It has been at least several days since I have talked about MONEY, even though my university has recently proposed some truly bizarre money-saving schemes that fall in the heading of 'let's look like we're doing something even though it won't save any money and will make it harder for faculty to do research'.
But let's ignore for the moment the issues of recessions and salary freezes and pay cuts, and consider the evolution of faculty salary over a typical career. In the course of a career at a single institution, most of us get a higher salary as time goes on, with a few moderate to large-ish jumps here and there after a promotion or as a result of retention negotiations.
There are only 2 promotion steps in an academic career (excluding moves to administrative positions), and at some institutions the 'promotion raise' is not impressive. That leaves retention packages as one of the primary ways to get a major increase in salary. In at least some cases (e.g. mine), the retention-related raise is not a way to augment an already high salary. It is a way to raise a salary to the level of one's peers.
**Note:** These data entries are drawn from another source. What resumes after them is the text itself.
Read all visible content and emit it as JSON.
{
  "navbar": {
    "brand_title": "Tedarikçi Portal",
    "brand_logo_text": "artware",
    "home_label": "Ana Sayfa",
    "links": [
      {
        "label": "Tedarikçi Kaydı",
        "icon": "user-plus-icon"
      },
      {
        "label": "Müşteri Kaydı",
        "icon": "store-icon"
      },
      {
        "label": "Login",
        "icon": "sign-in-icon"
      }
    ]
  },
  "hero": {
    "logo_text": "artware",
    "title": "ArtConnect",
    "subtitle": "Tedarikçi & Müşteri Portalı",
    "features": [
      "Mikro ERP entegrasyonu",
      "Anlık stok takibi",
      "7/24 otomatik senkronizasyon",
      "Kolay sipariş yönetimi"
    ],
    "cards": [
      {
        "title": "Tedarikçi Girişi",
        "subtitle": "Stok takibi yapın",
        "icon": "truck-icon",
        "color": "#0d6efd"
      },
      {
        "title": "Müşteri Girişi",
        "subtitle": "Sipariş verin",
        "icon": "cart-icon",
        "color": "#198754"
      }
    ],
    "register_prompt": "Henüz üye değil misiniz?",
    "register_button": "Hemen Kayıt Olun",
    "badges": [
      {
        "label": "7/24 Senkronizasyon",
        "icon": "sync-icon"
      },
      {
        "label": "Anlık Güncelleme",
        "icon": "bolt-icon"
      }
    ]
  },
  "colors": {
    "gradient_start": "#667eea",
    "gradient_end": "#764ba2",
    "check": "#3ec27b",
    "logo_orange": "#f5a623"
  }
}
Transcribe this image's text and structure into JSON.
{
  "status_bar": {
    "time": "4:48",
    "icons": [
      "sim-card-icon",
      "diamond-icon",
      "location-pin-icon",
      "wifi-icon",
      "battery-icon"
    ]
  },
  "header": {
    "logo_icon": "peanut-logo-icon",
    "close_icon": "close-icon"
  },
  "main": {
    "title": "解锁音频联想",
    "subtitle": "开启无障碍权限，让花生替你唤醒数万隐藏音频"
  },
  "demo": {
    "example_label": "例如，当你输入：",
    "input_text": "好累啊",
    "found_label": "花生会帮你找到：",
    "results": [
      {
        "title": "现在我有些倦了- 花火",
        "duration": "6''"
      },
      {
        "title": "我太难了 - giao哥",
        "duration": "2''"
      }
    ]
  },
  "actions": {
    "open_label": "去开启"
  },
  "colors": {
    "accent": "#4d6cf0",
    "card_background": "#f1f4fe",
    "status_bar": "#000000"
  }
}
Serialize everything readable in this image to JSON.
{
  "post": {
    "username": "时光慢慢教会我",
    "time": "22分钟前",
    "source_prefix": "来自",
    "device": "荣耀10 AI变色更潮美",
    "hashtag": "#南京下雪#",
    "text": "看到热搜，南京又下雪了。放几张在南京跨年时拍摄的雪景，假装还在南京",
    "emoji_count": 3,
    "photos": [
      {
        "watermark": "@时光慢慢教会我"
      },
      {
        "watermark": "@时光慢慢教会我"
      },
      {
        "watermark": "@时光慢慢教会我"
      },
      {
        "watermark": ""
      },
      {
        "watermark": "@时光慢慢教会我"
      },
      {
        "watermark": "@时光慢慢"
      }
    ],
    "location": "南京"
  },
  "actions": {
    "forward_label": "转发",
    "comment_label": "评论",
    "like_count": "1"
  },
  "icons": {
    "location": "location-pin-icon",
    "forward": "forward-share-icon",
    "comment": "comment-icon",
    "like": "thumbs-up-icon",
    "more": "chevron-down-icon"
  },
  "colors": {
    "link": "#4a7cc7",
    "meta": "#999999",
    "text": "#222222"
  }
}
So, in my career so far, I got one big raise a couple of years ago as a result of being recruited by another university, and I got another when a new department chair realized that my salary was surprisingly low given my research-teaching-service accomplishments, especially when compared to other faculty at a similar level of seniority.
That last statement leads to all sorts of complex considerations (and emotions): What is your salary relative to other faculty in the same department?
And not just faculty: Some grad students on fellowships make considerably more than grad students with teaching assistantships or even some research assistantships even though they are all doing similar work (and in fact, TAs may be working more).
Salary compression is a common phenomenon, not just in academia. A new employee is hired and negotiates a salary, and in some cases this salary may be similar to or higher than that of more senior employees. In academia, this causes disgruntlement in faculty who started at lower salaries, and who, in a typical system of small annual raises, may always be 'underpaid' relative to more recently hired faculty.
Universities typically do not have sufficient funds to uncompress (decompress?) salaries every time new hires are made. As a result, if you graph salary vs. seniority for faculty in some departments, you get a scatter-plot.
Example: Some of our newest faculty did very well in their negotiations with the chair/dean about salary, and have salaries that are equivalent to those of some associate professors (and even some less active full professors). Aside from the morale of lower paid faculty taking a hit, what are the implications of these (relatively) high salaries? Do they come with higher expectations for productivity?
In fact, a trend in some departments is to give assistant professors less teaching and less service than was the norm in days of yore (see yesterday's post). So now we have a situation in which 1st year assistant professors teaching 0-1.5 classes/year and just getting started with research have a higher salary than more senior faculty who teach a full course load, do lots of service, and maintain a reasonable research program.
My opinion regarding my well-paid younger colleagues: (1) Good for them for getting the salary they wanted, (2) Expectations for productivity of new faculty should be high but reasonable no matter what the starting salary, and (3) If that's the going rate for productive faculty, then the salary structure of the department will need some serious decompressing.
If I have to realign my own salary by getting another outside offer, so be it, but a better system would be one of proactive merit raises for productive faculty on a routine basis.
That requires $$, but once this recession is over, everyone has been bailed out, the crumbling infrastructure has been repaired, hiring freezes are defrosted, and universities have built awesome new student centers and sporting venues, I hope that there will be some money left to raise the salaries of hard-working faculty whose current salaries are mired in compression.